The schema in examples/agents/minimal_deepagent/schema.py constrains verdict values to the scorer-compatible labels. Keep the same discipline in custom agents.

Scoring implications

NetOpsBench scores the returned result along these dimensions:

DimensionWhat must be correct
DetectionFaulted cases should return fault_detected; healthy negative samples should return network_healthy.
Device localizationfindings.location.device should match the ground-truth device or an accepted equivalent location.
Interface localizationfindings.location.interface should match when interface-level ground truth exists.
Fault typefindings.fault_type should match the canonical fault label, or a semantically equivalent label when the optional judge is enabled.
EfficiencyReports may include diagnosis time, tool calls, and token usage from metadata.

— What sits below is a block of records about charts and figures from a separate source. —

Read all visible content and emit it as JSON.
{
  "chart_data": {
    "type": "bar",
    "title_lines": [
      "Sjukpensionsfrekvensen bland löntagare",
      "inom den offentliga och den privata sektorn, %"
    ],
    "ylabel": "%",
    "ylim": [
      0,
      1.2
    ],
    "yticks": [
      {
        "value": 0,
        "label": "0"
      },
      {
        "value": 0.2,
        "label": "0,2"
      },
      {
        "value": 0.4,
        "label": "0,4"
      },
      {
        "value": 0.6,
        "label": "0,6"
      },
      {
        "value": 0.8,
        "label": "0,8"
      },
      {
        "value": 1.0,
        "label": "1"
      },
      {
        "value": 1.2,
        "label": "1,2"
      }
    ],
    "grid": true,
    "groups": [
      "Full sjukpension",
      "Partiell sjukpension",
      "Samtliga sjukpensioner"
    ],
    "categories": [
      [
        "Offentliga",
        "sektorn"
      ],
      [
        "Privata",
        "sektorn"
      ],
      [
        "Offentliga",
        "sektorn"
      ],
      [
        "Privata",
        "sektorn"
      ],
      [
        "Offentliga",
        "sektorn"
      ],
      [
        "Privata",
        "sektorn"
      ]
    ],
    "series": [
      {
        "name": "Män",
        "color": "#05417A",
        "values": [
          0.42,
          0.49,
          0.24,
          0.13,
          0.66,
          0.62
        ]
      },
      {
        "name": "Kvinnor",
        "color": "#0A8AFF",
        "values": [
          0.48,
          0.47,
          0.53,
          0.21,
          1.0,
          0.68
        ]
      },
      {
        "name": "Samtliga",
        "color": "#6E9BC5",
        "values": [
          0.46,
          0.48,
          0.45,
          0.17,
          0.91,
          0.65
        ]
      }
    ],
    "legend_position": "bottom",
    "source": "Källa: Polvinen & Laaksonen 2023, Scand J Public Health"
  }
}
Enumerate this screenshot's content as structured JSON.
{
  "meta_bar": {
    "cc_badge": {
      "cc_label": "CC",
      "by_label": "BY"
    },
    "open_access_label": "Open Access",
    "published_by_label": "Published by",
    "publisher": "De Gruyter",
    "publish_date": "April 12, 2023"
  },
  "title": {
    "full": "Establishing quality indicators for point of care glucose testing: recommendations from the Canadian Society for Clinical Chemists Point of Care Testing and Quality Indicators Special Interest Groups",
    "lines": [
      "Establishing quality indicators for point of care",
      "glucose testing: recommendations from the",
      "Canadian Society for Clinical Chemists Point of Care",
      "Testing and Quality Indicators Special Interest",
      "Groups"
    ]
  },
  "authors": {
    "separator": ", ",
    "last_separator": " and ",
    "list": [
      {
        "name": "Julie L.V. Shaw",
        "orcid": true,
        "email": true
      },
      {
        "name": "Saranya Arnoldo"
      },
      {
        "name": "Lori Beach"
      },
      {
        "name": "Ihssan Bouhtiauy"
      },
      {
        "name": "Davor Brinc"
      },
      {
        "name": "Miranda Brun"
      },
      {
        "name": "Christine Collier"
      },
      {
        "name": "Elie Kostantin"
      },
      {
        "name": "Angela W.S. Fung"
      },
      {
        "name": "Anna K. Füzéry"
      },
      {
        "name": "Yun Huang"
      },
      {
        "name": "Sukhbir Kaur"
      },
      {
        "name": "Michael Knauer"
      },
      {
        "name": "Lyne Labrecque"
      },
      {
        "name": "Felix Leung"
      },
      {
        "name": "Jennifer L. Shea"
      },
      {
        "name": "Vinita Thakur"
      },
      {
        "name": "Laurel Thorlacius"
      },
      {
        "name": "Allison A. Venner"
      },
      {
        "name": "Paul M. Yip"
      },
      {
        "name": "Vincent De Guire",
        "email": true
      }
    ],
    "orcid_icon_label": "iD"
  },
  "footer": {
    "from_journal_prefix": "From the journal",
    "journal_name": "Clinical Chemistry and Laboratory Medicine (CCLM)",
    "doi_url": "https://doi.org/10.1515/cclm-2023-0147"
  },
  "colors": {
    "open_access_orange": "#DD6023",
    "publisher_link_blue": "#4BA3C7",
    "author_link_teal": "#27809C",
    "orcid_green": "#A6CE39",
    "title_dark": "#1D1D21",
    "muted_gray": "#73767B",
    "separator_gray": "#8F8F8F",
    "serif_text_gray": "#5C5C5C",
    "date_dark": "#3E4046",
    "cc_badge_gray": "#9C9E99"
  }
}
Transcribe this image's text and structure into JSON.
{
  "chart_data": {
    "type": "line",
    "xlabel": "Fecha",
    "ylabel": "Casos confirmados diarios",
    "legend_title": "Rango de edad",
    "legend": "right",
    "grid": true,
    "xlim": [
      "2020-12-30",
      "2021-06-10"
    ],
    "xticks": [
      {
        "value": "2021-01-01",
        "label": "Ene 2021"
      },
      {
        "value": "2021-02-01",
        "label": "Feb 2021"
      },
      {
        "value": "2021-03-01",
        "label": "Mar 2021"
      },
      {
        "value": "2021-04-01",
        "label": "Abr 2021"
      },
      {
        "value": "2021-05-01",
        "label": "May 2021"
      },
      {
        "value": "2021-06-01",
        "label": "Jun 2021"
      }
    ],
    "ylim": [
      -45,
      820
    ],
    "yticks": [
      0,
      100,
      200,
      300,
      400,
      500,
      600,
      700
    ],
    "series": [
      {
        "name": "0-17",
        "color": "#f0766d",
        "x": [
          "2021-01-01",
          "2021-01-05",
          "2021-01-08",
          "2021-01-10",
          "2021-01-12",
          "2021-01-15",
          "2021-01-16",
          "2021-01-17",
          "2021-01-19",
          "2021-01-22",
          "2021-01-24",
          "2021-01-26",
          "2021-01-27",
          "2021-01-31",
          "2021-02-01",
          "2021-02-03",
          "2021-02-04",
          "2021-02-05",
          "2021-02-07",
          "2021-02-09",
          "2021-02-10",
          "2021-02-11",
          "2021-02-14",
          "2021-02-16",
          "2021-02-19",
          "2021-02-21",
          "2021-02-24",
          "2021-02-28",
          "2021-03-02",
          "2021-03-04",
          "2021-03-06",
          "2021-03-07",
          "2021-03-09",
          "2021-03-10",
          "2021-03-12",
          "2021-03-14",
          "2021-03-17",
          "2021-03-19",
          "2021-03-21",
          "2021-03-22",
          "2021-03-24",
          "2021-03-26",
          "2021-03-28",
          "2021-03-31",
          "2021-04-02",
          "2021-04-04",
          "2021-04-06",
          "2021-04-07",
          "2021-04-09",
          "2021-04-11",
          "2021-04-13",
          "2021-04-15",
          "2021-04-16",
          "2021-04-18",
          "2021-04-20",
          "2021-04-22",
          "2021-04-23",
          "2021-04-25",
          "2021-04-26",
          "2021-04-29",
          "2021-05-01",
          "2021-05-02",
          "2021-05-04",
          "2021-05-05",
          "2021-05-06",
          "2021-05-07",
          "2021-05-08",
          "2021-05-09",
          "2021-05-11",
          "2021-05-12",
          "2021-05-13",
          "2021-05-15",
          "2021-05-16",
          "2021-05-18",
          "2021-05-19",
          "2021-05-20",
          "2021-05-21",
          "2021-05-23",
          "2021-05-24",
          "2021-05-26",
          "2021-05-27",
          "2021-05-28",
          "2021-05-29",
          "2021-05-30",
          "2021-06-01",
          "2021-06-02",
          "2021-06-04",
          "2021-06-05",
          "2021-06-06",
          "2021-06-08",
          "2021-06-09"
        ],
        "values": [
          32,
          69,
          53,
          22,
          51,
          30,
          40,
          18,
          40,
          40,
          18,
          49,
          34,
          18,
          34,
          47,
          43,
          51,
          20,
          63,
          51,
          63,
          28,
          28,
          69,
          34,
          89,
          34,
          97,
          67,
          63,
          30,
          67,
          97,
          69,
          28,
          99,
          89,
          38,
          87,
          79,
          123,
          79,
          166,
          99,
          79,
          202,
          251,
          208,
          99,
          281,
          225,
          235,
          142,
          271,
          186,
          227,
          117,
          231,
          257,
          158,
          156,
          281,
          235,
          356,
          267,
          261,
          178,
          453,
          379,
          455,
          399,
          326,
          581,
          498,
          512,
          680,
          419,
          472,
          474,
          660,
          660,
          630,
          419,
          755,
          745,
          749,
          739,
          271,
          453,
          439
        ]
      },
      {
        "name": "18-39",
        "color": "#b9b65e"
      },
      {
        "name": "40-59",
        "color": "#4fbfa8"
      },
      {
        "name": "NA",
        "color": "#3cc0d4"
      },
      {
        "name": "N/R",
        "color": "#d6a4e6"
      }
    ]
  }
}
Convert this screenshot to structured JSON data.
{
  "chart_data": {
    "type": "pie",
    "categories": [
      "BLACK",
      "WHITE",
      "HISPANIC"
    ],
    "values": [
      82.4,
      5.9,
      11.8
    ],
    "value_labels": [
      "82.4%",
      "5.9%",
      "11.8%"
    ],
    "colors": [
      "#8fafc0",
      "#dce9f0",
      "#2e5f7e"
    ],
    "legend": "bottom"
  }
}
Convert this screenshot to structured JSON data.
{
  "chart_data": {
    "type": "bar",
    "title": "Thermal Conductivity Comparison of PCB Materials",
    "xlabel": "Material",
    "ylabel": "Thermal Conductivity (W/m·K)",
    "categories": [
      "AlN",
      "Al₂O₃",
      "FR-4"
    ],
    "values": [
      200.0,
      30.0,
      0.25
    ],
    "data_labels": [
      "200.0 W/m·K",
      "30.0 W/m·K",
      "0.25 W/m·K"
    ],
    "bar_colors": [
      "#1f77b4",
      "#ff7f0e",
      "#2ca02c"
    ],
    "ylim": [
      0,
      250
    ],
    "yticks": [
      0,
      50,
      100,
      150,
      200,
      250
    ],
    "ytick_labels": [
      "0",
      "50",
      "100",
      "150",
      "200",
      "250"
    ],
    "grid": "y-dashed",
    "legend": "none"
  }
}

For interface-applicable faults, localization score is split between device and interface correctness. Healthy negative samples receive credit only for the correct network_healthy verdict.

Practical checklist

  • Use exact verdict strings: fault_detected, network_healthy, inconclusive.
  • Include device and interface when the evidence supports localization.
  • Prefer canonical fault names from the built-in fault catalog.
  • Treat ground_truth as evaluator data, not as diagnosis input.
  • Return success=False and an inconclusive verdict when the agent runtime fails.